II. Als ein Activum, mit regulärer Abwandelung, folglich du schreckst, er schreckte, ich schreckte, habe geschreckt.

1. * Springen, und in weiterer Bedeutung plötzlich fallen machen, niederstürzen; eine im Hochdeutschen veraltete Bedeutung, in welcher noch Notker sagt: screche sie nieder, stürze sie zu Boden. In weiterer Bedeutung und ohne Zischlaut ist im Schwed. und Isländ. reka jagen, treiben.

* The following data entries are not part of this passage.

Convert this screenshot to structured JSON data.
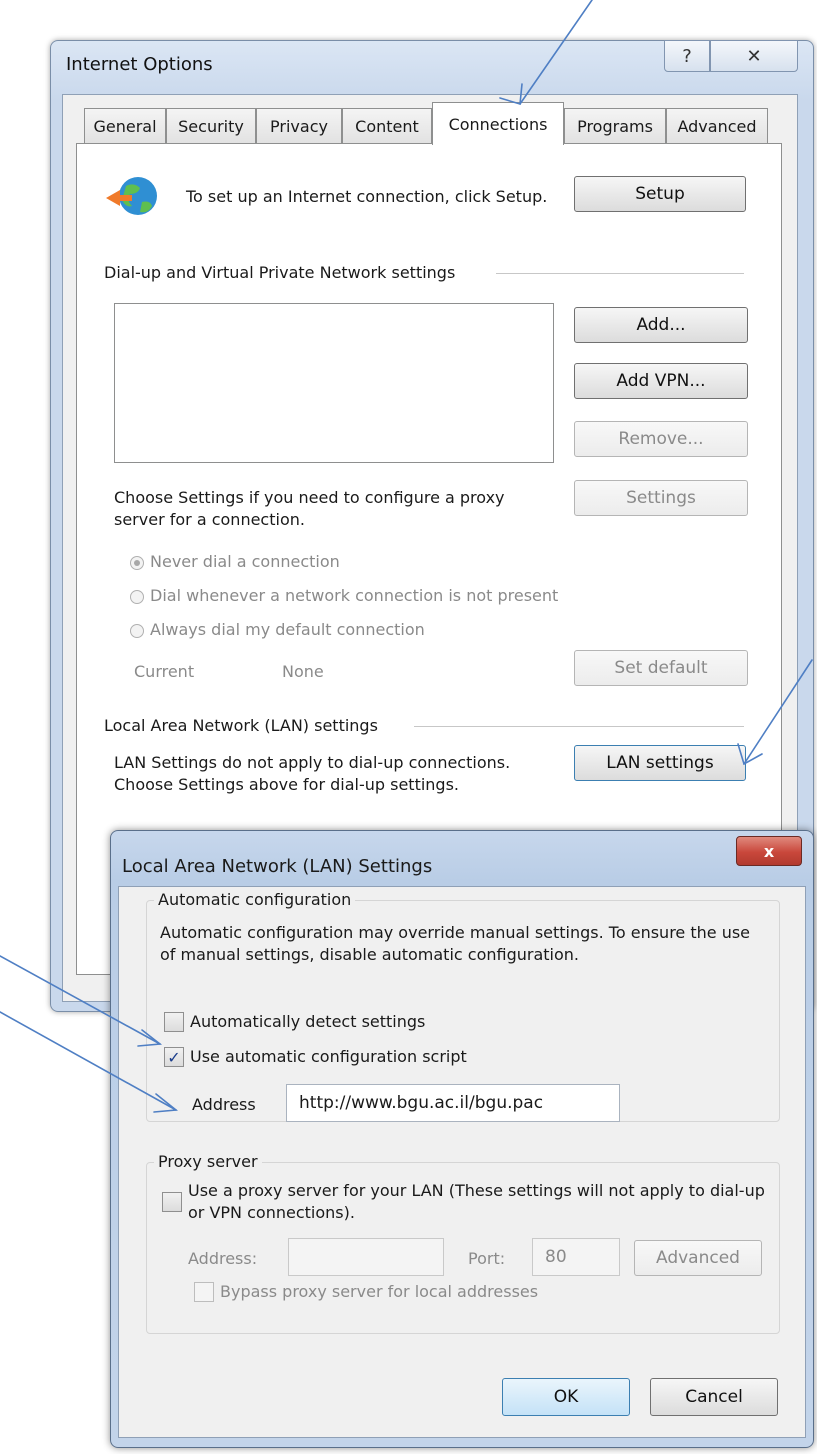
{
  "internet_options": {
    "title": "Internet Options",
    "help_button": "?",
    "close_button": "✕",
    "tabs": [
      "General",
      "Security",
      "Privacy",
      "Content",
      "Connections",
      "Programs",
      "Advanced"
    ],
    "setup_text": "To set up an Internet connection, click Setup.",
    "setup_button": "Setup",
    "dialup_group": "Dial-up and Virtual Private Network settings",
    "add_button": "Add...",
    "add_vpn_button": "Add VPN...",
    "remove_button": "Remove...",
    "proxy_text": "Choose Settings if you need to configure a proxy server for a connection.",
    "settings_button": "Settings",
    "radio_never": "Never dial a connection",
    "radio_whenever": "Dial whenever a network connection is not present",
    "radio_always": "Always dial my default connection",
    "current_label": "Current",
    "current_value": "None",
    "set_default_button": "Set default",
    "lan_group": "Local Area Network (LAN) settings",
    "lan_text": "LAN Settings do not apply to dial-up connections. Choose Settings above for dial-up settings.",
    "lan_settings_button": "LAN settings"
  },
  "lan_dialog": {
    "title": "Local Area Network (LAN) Settings",
    "close_button": "x",
    "auto_group": "Automatic configuration",
    "auto_text": "Automatic configuration may override manual settings.  To ensure the use of manual settings, disable automatic configuration.",
    "auto_detect_label": "Automatically detect settings",
    "auto_detect_checked": false,
    "use_script_label": "Use automatic configuration script",
    "use_script_checked": true,
    "address_label": "Address",
    "address_value": "http://www.bgu.ac.il/bgu.pac",
    "proxy_group": "Proxy server",
    "use_proxy_label": "Use a proxy server for your LAN (These settings will not apply to dial-up or VPN connections).",
    "use_proxy_checked": false,
    "proxy_address_label": "Address:",
    "proxy_address_value": "",
    "port_label": "Port:",
    "port_value": "80",
    "advanced_button": "Advanced",
    "bypass_label": "Bypass proxy server for local addresses",
    "bypass_checked": false,
    "ok_button": "OK",
    "cancel_button": "Cancel"
  },
  "colors": {
    "annotation_arrow": "#4f7fc4",
    "window_frame": "#c9d8ec",
    "close_button_red": "#c9473b"
  }
}
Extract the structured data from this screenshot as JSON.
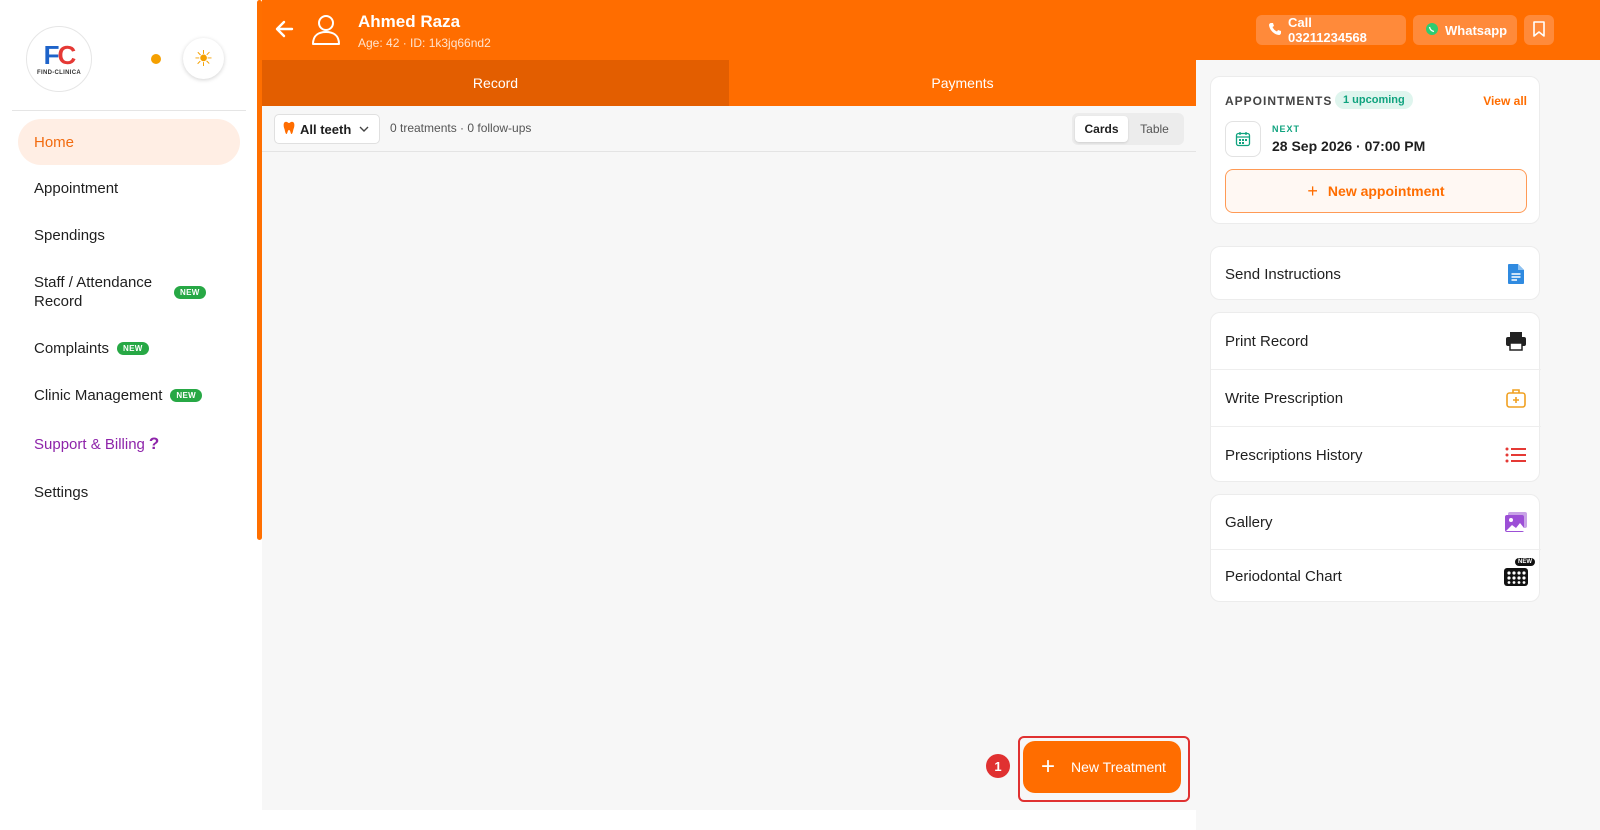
{
  "sidebar": {
    "logo_text": "FC",
    "logo_subtext": "FIND-CLINICA",
    "items": [
      {
        "label": "Home",
        "active": true
      },
      {
        "label": "Appointment"
      },
      {
        "label": "Spendings"
      },
      {
        "label": "Staff / Attendance Record",
        "line1": "Staff / Attendance",
        "line2": "Record",
        "badge": "NEW"
      },
      {
        "label": "Complaints",
        "badge": "NEW"
      },
      {
        "label": "Clinic Management",
        "badge": "NEW"
      },
      {
        "label": "Support & Billing",
        "suffix": "?"
      },
      {
        "label": "Settings"
      }
    ]
  },
  "header": {
    "patient_name": "Ahmed Raza",
    "patient_meta": "Age: 42 · ID: 1k3jq66nd2",
    "call_label": "Call 03211234568",
    "whatsapp_label": "Whatsapp"
  },
  "tabs": [
    {
      "label": "Record",
      "active": true
    },
    {
      "label": "Payments",
      "active": false
    }
  ],
  "filter": {
    "teeth_label": "All teeth",
    "counts": "0 treatments · 0 follow-ups",
    "view_options": [
      "Cards",
      "Table"
    ],
    "selected_view": "Cards"
  },
  "new_treatment": {
    "label": "New Treatment",
    "step": "1"
  },
  "appointments": {
    "title": "APPOINTMENTS",
    "upcoming_badge": "1 upcoming",
    "view_all": "View all",
    "next_label": "NEXT",
    "next_datetime": "28 Sep 2026 · 07:00 PM",
    "new_button": "New appointment"
  },
  "actions": [
    {
      "label": "Send Instructions",
      "icon": "document-icon"
    },
    {
      "label": "Print Record",
      "icon": "printer-icon"
    },
    {
      "label": "Write Prescription",
      "icon": "medical-bag-icon"
    },
    {
      "label": "Prescriptions History",
      "icon": "list-icon"
    },
    {
      "label": "Gallery",
      "icon": "gallery-icon"
    },
    {
      "label": "Periodontal Chart",
      "icon": "grid-chart-icon",
      "badge": "NEW"
    }
  ],
  "colors": {
    "brand_orange": "#ff6d00",
    "active_tab": "#e35e00",
    "new_badge": "#27a845",
    "support_purple": "#8e24aa",
    "accent_green": "#10a37f",
    "highlight_red": "#e03131"
  }
}
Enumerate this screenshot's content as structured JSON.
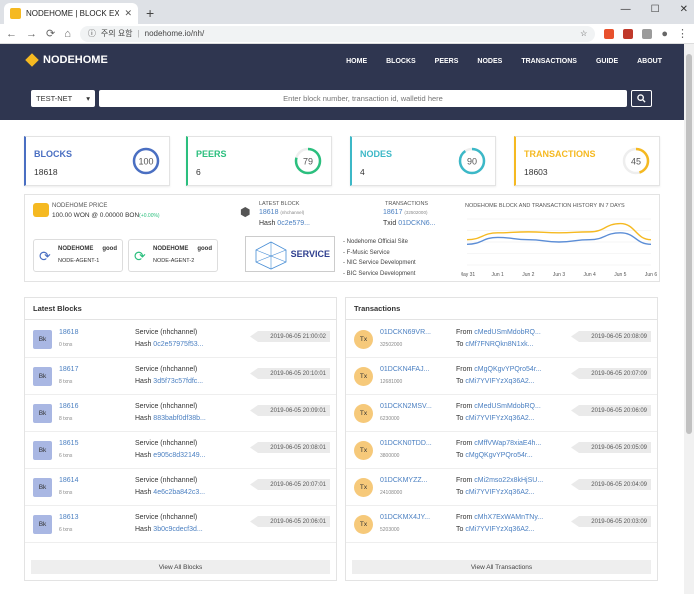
{
  "browser": {
    "tab_title": "NODEHOME | BLOCK EXPLORER",
    "url_security": "주의 요함",
    "url": "nodehome.io/nh/"
  },
  "header": {
    "logo": "NODEHOME",
    "nav": [
      "HOME",
      "BLOCKS",
      "PEERS",
      "NODES",
      "TRANSACTIONS",
      "GUIDE",
      "ABOUT"
    ],
    "network": "TEST-NET",
    "search_placeholder": "Enter block number, transaction id, walletid here"
  },
  "stats": [
    {
      "label": "BLOCKS",
      "value": "18618",
      "ring": "100",
      "color": "#4a6fc2",
      "fraction": 1.0
    },
    {
      "label": "PEERS",
      "value": "6",
      "ring": "79",
      "color": "#2bbf7e",
      "fraction": 0.79
    },
    {
      "label": "NODES",
      "value": "4",
      "ring": "90",
      "color": "#3cb8c7",
      "fraction": 0.9
    },
    {
      "label": "TRANSACTIONS",
      "value": "18603",
      "ring": "45",
      "color": "#f5b921",
      "fraction": 0.45
    }
  ],
  "info": {
    "price_label": "NODEHOME PRICE",
    "price_value": "100.00 WON @ 0.00000 BON",
    "price_change": "(+0.00%)",
    "agents": [
      {
        "name": "NODEHOME",
        "status": "good",
        "id": "NODE-AGENT-1"
      },
      {
        "name": "NODEHOME",
        "status": "good",
        "id": "NODE-AGENT-2"
      }
    ],
    "latest_block_label": "LATEST BLOCK",
    "latest_block_num": "18618",
    "latest_block_channel": "(nhchannel)",
    "latest_block_hash_label": "Hash",
    "latest_block_hash": "0c2e579...",
    "transactions_label": "TRANSACTIONS",
    "tx_count": "18617",
    "tx_small": "(32502000)",
    "txid_label": "Txid",
    "txid": "01DCKN6...",
    "service_label": "SERVICE",
    "services": [
      "Nodehome Official Site",
      "F-Music Service",
      "NIC Service Development",
      "BIC Service Development"
    ],
    "chart_title": "NODEHOME BLOCK AND TRANSACTION HISTORY IN 7 DAYS"
  },
  "chart_data": {
    "type": "line",
    "categories": [
      "May 31",
      "Jun 1",
      "Jun 2",
      "Jun 3",
      "Jun 4",
      "Jun 5",
      "Jun 6"
    ],
    "series": [
      {
        "values": [
          0.55,
          0.7,
          0.72,
          0.7,
          0.72,
          0.9,
          0.55
        ],
        "color": "#f5b921"
      },
      {
        "values": [
          0.45,
          0.6,
          0.55,
          0.5,
          0.55,
          0.7,
          0.45
        ],
        "color": "#5b8dd6"
      }
    ]
  },
  "blocks": {
    "title": "Latest Blocks",
    "view_all": "View All Blocks",
    "rows": [
      {
        "icon": "Bk",
        "num": "18618",
        "tx": "0 txns",
        "service": "Service (nhchannel)",
        "hash_label": "Hash",
        "hash": "0c2e57975f53...",
        "time": "2019-06-05 21:00:02"
      },
      {
        "icon": "Bk",
        "num": "18617",
        "tx": "8 txns",
        "service": "Service (nhchannel)",
        "hash_label": "Hash",
        "hash": "3d5f73c57fdfc...",
        "time": "2019-06-05 20:10:01"
      },
      {
        "icon": "Bk",
        "num": "18616",
        "tx": "8 txns",
        "service": "Service (nhchannel)",
        "hash_label": "Hash",
        "hash": "883babf0df38b...",
        "time": "2019-06-05 20:09:01"
      },
      {
        "icon": "Bk",
        "num": "18615",
        "tx": "6 txns",
        "service": "Service (nhchannel)",
        "hash_label": "Hash",
        "hash": "e905c8d32149...",
        "time": "2019-06-05 20:08:01"
      },
      {
        "icon": "Bk",
        "num": "18614",
        "tx": "8 txns",
        "service": "Service (nhchannel)",
        "hash_label": "Hash",
        "hash": "4e6c2ba842c3...",
        "time": "2019-06-05 20:07:01"
      },
      {
        "icon": "Bk",
        "num": "18613",
        "tx": "6 txns",
        "service": "Service (nhchannel)",
        "hash_label": "Hash",
        "hash": "3b0c9cdecf3d...",
        "time": "2019-06-05 20:06:01"
      }
    ]
  },
  "transactions": {
    "title": "Transactions",
    "view_all": "View All Transactions",
    "rows": [
      {
        "icon": "Tx",
        "id": "01DCKN69VR...",
        "amount": "32502000",
        "from_label": "From",
        "from": "cMedUSmMdobRQ...",
        "to_label": "To",
        "to": "cMf7FNRQkn8N1xk...",
        "time": "2019-06-05 20:08:09"
      },
      {
        "icon": "Tx",
        "id": "01DCKN4FAJ...",
        "amount": "12681000",
        "from_label": "From",
        "from": "cMgQKgvYPQro54r...",
        "to_label": "To",
        "to": "cMi7YVIFYzXq36A2...",
        "time": "2019-06-05 20:07:09"
      },
      {
        "icon": "Tx",
        "id": "01DCKN2MSV...",
        "amount": "6230000",
        "from_label": "From",
        "from": "cMedUSmMdobRQ...",
        "to_label": "To",
        "to": "cMi7YVIFYzXq36A2...",
        "time": "2019-06-05 20:06:09"
      },
      {
        "icon": "Tx",
        "id": "01DCKN0TDD...",
        "amount": "3800000",
        "from_label": "From",
        "from": "cMffVWap78xiaE4h...",
        "to_label": "To",
        "to": "cMgQKgvYPQro54r...",
        "time": "2019-06-05 20:05:09"
      },
      {
        "icon": "Tx",
        "id": "01DCKMYZZ...",
        "amount": "24108000",
        "from_label": "From",
        "from": "cMi2mso22x8kHjSU...",
        "to_label": "To",
        "to": "cMi7YVIFYzXq36A2...",
        "time": "2019-06-05 20:04:09"
      },
      {
        "icon": "Tx",
        "id": "01DCKMX4JY...",
        "amount": "5203000",
        "from_label": "From",
        "from": "cMhX7ExWAMnTNy...",
        "to_label": "To",
        "to": "cMi7YVIFYzXq36A2...",
        "time": "2019-06-05 20:03:09"
      }
    ]
  }
}
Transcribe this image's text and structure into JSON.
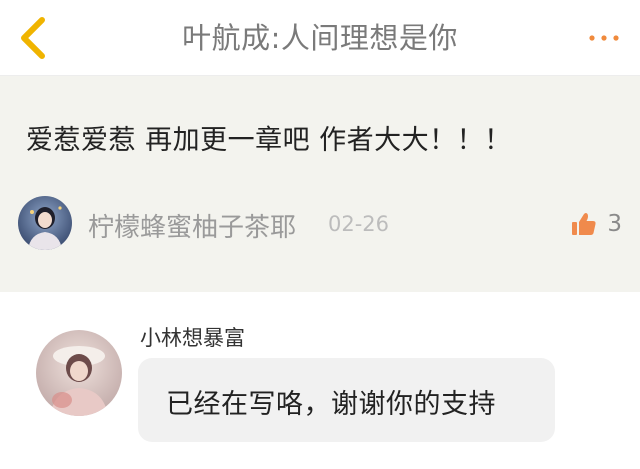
{
  "header": {
    "title": "叶航成:人间理想是你",
    "back_icon": "chevron-left-icon",
    "more_icon": "more-dots-icon",
    "accent_color": "#f0b400",
    "more_color": "#f08a3c"
  },
  "comment": {
    "text": "爱惹爱惹 再加更一章吧 作者大大！！！",
    "author": "柠檬蜂蜜柚子茶耶",
    "date": "02-26",
    "like_icon": "thumbs-up-icon",
    "like_count": "3",
    "like_color": "#f08a4c",
    "background": "#f3f3ee"
  },
  "reply": {
    "author": "小林想暴富",
    "text": "已经在写咯，谢谢你的支持",
    "bubble_color": "#f1f1f1"
  }
}
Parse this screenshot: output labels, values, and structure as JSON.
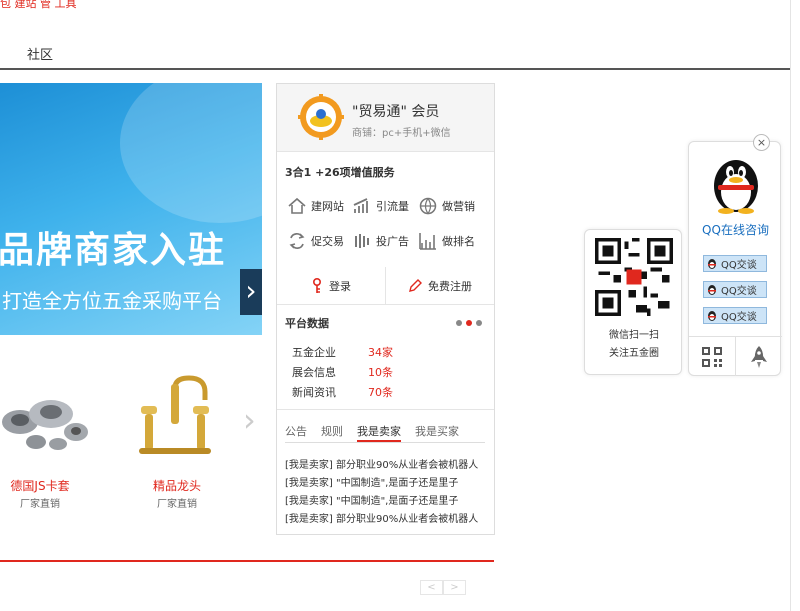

2. Plötzlich in eine heftige Erschütterung versetzen. 1) Eigentlich; wo es nur noch in einigen Fällen üblich ist. So wird z.B. in den Küchen eine Speise geschreckt, wenn sie schnell mit etwas Flüssigem begossen, schnell und nur ein wenig geröstet u.s.f. wird. 2) Figürlich, durch plötzliche Vorhaltung eines unerwarteten Übels in eine heftige unangenehme Empfindung versetzen. Ich will Friede geben, daß ihr schlafet und euch niemand schrecke, 3 Mos. 26, 6. Er ließ sehr blitzen und schreckte sie, Ps. 18, 15. Angst und Noth schrecken ihn, Hiob 15, 24. Die Thiere werden dich schrecken, Hab. 3, 17. Jetzt ist auch in dieser weitern Bedeutung das intensivere erschrecken üblicher, und das einfache Zeitwort wird gemeiniglich nur alsdann gebraucht, wenn man jemanden durch plötzliche Vorhaltung eines Übels zu etwas zu bewegen sucht, ohne ihm dieses Übel wirklich zuzufügen. Ich wollte ihn nur schrecken. Jemanden mit etwas schrecken. Die Kinder mit dem Mummel schrecken. So auch das Schrecken.

Anm. In dieser letzten figürlichen Bedeutung lautet dieses Zeitwort schon bey dem Stryker schrechen. Auch im Pohlnischen ist scrogi schrecklich, grausam.

Quelle:
Adelung, Grammatisch-kritisches Wörterbuch der Hochdeutschen Mundart, Band 3. Leipzig 1798, S. 1647-1648.